You’ll build some character, learn some new people skills, and be able to enjoy your job more.
- Offer a solution: There are all kinds of bad bosses out there, whether they micromanage, don’t communicate effectively, or bully their employees. When you’ve identified what it is about your boss that really gets under your skin, think of a solution you can offer to make your interactions run more smoothly. It will come off as a constructive suggestion rather than a criticism. Tell them you’d like to see if you’re more efficient when they only check in on you once a day, ask if they’d consider writing weekly email updates about your project, or come up with a feasible, positive solution to your specific problem. Bullying can be harder to resolve, but addressing the problem with specific activities that offend you is the first step in the right direction.

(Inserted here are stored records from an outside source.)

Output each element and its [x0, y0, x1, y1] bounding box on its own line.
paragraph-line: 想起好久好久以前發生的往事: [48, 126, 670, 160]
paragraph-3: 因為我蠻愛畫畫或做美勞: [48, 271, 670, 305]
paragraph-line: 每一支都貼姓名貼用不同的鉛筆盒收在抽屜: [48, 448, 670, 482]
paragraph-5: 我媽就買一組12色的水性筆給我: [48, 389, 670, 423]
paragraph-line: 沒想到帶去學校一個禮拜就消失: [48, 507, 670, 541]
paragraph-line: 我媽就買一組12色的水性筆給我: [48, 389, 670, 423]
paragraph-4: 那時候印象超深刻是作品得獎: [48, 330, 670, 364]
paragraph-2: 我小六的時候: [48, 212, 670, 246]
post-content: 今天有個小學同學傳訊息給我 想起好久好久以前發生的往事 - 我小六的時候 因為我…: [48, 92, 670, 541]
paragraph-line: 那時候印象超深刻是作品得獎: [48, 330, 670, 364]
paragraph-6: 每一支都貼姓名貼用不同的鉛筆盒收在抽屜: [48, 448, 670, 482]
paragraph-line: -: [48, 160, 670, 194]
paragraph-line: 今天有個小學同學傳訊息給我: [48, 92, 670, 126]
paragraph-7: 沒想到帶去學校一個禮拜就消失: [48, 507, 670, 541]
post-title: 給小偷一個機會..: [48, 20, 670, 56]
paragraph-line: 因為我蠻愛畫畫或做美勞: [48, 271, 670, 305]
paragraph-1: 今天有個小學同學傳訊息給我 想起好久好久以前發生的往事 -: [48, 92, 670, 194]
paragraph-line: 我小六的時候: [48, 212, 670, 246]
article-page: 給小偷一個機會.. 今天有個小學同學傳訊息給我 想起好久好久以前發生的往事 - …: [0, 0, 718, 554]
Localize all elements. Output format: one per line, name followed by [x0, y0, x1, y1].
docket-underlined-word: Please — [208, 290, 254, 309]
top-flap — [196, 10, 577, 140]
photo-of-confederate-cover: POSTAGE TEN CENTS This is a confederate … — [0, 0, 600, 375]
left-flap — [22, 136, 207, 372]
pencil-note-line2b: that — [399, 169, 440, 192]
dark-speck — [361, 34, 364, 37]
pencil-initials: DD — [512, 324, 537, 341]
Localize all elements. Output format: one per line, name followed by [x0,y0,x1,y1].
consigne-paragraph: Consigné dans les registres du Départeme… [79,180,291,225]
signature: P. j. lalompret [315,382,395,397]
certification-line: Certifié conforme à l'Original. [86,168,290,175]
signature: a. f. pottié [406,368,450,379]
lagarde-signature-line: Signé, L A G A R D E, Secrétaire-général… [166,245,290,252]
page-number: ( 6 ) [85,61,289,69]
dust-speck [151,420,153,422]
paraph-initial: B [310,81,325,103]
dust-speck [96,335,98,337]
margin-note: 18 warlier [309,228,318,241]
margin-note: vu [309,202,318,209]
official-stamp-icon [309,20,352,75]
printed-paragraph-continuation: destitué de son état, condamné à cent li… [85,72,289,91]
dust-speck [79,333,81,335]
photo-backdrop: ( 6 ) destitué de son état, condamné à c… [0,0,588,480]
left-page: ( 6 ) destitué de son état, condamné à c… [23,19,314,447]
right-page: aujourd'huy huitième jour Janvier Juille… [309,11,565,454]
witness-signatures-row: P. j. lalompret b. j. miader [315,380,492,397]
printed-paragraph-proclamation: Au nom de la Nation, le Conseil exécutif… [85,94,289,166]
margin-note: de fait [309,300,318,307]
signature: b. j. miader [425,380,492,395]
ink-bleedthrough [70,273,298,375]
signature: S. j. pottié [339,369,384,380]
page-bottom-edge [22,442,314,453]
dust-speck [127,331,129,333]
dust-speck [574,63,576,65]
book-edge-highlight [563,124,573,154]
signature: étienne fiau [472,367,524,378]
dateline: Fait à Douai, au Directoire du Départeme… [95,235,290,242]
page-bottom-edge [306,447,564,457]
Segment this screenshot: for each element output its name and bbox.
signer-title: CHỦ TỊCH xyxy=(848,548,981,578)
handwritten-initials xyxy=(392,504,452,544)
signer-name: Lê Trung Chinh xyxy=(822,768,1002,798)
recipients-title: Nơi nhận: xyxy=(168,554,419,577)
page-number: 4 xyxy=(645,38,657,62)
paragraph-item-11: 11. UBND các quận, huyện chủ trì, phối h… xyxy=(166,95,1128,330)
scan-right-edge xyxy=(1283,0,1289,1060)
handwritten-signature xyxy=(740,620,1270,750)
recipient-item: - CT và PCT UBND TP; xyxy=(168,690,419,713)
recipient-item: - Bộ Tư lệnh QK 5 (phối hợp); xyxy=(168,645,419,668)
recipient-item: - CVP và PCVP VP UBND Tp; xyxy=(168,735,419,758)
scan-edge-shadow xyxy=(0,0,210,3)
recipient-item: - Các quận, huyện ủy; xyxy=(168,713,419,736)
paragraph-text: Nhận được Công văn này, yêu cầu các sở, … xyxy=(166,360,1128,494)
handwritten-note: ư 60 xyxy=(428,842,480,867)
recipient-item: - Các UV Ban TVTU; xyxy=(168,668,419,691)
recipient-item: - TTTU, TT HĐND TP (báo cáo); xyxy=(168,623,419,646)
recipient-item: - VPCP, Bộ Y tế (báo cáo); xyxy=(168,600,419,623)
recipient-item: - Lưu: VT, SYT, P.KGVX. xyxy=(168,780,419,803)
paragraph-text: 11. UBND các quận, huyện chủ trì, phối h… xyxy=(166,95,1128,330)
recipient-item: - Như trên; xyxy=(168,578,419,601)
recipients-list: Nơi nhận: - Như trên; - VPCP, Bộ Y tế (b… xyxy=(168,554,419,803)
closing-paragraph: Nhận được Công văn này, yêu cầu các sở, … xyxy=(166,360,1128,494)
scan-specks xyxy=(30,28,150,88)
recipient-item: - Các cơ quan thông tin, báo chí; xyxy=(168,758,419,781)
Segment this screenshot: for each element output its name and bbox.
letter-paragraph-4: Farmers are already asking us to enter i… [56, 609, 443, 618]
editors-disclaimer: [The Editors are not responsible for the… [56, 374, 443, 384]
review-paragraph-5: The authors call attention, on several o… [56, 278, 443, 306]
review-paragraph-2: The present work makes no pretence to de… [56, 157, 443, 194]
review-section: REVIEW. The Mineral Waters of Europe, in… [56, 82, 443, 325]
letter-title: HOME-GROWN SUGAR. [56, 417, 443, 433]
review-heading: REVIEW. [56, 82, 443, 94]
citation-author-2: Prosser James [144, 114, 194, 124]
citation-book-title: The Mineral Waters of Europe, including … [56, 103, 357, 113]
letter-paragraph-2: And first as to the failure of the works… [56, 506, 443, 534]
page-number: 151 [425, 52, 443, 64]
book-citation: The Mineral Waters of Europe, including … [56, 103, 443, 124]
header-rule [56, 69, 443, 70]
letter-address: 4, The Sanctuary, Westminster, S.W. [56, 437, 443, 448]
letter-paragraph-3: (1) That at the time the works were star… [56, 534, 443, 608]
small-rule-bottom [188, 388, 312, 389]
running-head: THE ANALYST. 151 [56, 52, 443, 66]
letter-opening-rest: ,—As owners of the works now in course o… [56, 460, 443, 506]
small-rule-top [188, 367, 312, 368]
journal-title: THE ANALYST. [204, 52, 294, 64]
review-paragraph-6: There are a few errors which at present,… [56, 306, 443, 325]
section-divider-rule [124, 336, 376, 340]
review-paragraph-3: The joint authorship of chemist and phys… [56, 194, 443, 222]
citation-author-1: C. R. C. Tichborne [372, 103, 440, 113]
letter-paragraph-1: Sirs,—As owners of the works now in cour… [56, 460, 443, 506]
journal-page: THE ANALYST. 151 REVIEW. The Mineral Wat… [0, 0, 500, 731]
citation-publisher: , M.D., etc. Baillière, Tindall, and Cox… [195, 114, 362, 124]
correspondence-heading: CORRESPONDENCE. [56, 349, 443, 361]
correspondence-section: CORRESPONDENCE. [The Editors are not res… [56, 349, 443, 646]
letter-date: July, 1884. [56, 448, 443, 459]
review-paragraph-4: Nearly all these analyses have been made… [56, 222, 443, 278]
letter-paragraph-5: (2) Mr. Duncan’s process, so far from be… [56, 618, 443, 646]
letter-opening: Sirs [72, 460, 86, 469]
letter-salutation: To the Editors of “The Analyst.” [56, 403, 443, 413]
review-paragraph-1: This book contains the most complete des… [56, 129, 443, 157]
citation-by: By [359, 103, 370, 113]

- Don’t get emotional:The worst reaction to your boss’ frustrating behaviors is to lose your cool. No matter the situation, it’s important to stay professional and not let your emotions get the best of you. If you can feel yourself getting worked up, take a break before you address the issue. Walk around, get some air, and make sure you rein your emotions back in before talking to your boss. Take the time to collect yourself if you’re meeting one-on-one with your boss; even excuse yourself briefly if you need to. This will look much better than losing your temper, getting defensive, or sobbing. You want your boss to take your feedback seriously, and it’ll be easier for him to discount your opinions if he can claim you’re acting irrationally.
- Evaluate yourself:It’s easy to get wrapped up in all the annoying things your boss is doing, but don’t forget to consider the role you play in the conflict. Consider how you handle situations and whether your boss is responding to things you’re doing. Are you consistently missing deadlines? Maybe that’s why he’s micromanaging you. Have you been interrupting others in brainstorming meetings? That could be discouraging him from choosing your ideas. At the very least, evaluating your job performance and interactions with the boss and other co-workers will reaffirm your position and possibly help you acknowledge some areas you can improve upon, an important tool if you and your boss try to compromise on an issue.
- Make note of positive interactions:When you’re frustrated, your negative feelings can spiral out of control if you don’t keep them in check. What starts as mild annoyance can morph into full-blown hatred if you’re not careful. Make sure, even just for the sake of your own mental health, that you mentally acknowledge the positive things your boss does. Even small things can go a long way toward shaping a more neutral opinion of him, making it easier to deal with him on a daily basis. And if your boss has made an attempt to fix something that you’ve mentioned, don’t hesitate to tell him how much you appreciate it.